From the start, Republicans criticized the business closure order and a process that allowed companies to apply to the Wolf administration for a waiver to reopen, calling it random and secretive.
That anger bubbled over this week, as the legislature took an unprecedented step and gave final approval to a resolution to end Wolf’s disaster declaration, which he first signed on March 6 and renewed June 3.

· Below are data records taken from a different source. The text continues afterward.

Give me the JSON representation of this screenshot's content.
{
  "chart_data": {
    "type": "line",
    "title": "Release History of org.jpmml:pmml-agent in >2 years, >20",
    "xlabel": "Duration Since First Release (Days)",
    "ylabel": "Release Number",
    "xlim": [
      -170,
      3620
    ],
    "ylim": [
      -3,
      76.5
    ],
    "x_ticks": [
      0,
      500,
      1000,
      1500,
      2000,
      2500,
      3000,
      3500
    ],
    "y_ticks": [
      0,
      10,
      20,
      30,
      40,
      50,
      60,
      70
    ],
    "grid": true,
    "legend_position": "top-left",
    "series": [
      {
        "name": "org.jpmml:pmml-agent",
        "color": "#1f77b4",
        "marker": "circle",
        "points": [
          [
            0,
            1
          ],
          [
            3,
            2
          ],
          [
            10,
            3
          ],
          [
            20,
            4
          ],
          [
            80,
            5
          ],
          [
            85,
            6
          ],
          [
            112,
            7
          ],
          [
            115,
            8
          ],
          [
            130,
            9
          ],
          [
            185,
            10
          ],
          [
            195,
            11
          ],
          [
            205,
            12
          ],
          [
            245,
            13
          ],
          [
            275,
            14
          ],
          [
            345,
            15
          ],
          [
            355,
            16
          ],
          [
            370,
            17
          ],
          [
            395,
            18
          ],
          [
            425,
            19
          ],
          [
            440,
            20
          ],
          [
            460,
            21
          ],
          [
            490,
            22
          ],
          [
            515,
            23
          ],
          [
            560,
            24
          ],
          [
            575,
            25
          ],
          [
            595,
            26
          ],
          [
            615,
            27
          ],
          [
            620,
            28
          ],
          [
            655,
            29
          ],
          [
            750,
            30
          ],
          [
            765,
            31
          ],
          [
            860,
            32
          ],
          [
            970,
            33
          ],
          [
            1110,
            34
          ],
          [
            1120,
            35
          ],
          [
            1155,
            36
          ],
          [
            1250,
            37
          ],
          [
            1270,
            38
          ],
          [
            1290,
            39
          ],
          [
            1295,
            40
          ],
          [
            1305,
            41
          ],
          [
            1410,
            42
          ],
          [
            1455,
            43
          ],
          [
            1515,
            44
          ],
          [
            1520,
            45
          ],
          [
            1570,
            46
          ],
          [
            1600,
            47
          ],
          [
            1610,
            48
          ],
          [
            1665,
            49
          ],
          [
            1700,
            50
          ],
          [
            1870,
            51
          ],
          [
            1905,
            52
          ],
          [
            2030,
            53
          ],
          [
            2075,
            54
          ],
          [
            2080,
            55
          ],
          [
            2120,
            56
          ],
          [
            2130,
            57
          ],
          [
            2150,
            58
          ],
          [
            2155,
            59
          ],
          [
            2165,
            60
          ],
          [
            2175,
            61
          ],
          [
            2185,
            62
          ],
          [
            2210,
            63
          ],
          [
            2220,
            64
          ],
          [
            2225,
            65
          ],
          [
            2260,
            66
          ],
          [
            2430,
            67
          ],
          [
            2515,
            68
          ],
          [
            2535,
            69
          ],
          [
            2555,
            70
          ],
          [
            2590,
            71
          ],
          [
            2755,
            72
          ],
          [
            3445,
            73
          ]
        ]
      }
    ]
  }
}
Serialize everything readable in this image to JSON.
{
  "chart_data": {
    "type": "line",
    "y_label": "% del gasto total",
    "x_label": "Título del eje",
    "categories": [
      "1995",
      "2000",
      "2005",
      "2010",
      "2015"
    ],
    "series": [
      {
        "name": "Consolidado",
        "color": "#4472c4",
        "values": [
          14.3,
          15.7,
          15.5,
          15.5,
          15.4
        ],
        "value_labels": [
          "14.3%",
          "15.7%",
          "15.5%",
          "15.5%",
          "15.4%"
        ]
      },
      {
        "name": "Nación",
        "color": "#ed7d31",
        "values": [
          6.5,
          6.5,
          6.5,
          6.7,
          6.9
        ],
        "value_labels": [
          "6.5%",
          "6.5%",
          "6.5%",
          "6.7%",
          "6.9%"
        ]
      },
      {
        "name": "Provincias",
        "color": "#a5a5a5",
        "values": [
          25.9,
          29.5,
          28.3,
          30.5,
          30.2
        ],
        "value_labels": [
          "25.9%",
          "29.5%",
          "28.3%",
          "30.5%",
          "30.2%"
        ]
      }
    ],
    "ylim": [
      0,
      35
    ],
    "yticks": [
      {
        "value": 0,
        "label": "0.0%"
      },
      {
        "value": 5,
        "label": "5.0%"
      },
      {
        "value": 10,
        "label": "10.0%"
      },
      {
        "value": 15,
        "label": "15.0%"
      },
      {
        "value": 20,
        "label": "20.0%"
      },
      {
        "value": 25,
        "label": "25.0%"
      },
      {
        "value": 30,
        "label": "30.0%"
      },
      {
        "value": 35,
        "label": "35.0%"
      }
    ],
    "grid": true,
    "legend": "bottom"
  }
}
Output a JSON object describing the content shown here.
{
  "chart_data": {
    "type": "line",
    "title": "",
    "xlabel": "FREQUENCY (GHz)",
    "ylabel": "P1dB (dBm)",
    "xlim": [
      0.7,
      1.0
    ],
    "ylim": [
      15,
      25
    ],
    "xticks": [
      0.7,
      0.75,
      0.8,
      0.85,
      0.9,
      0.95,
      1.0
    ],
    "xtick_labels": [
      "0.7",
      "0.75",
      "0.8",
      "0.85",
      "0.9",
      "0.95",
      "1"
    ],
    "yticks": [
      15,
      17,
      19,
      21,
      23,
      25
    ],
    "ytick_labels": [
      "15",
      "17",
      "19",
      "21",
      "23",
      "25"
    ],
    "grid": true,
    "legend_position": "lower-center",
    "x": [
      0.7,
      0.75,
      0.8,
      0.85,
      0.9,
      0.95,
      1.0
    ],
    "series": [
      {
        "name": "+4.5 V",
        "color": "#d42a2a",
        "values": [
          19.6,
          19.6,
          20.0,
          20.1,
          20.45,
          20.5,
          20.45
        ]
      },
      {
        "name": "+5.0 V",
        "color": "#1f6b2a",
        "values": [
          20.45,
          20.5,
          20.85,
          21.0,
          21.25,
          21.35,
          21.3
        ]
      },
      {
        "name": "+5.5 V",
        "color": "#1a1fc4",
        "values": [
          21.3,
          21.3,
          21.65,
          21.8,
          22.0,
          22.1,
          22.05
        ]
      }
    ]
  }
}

A spokesperson for Wolf said he would reject the resolution once it reached his desk, a power the administration said is given to the governor by the Constitution.
The GOP sees things differently, however.
Republican leaders have pointed to a section of state law they say compels Wolf to end his emergency declaration once lawmakers in both the House and Senate pass a resolution.
Now, both parties see no other way to resolve the dispute but through the courts.
The Senate filed a lawsuit in Commonwealth Court this week to compel Wolf to end his order and requested an expedited resolution, which the court granted Friday.
Wolf also took court action Friday, asking the Supreme Court to hear the case directly.
On Wednesday, Wolf said ending the declaration would rescind protections enacted in response to the pandemic and the subsequent economic freefall, including the suspension of licensing requirements for health-care workers and a temporary moratorium on evictions and foreclosures.
“Should this attempt at unilateral legislative action succeed, it would have very real-world consequences and inhibit the commonwealth’s ability to protect the health and lives of its citizens,” Wolf’s counsel wrote in the court filing.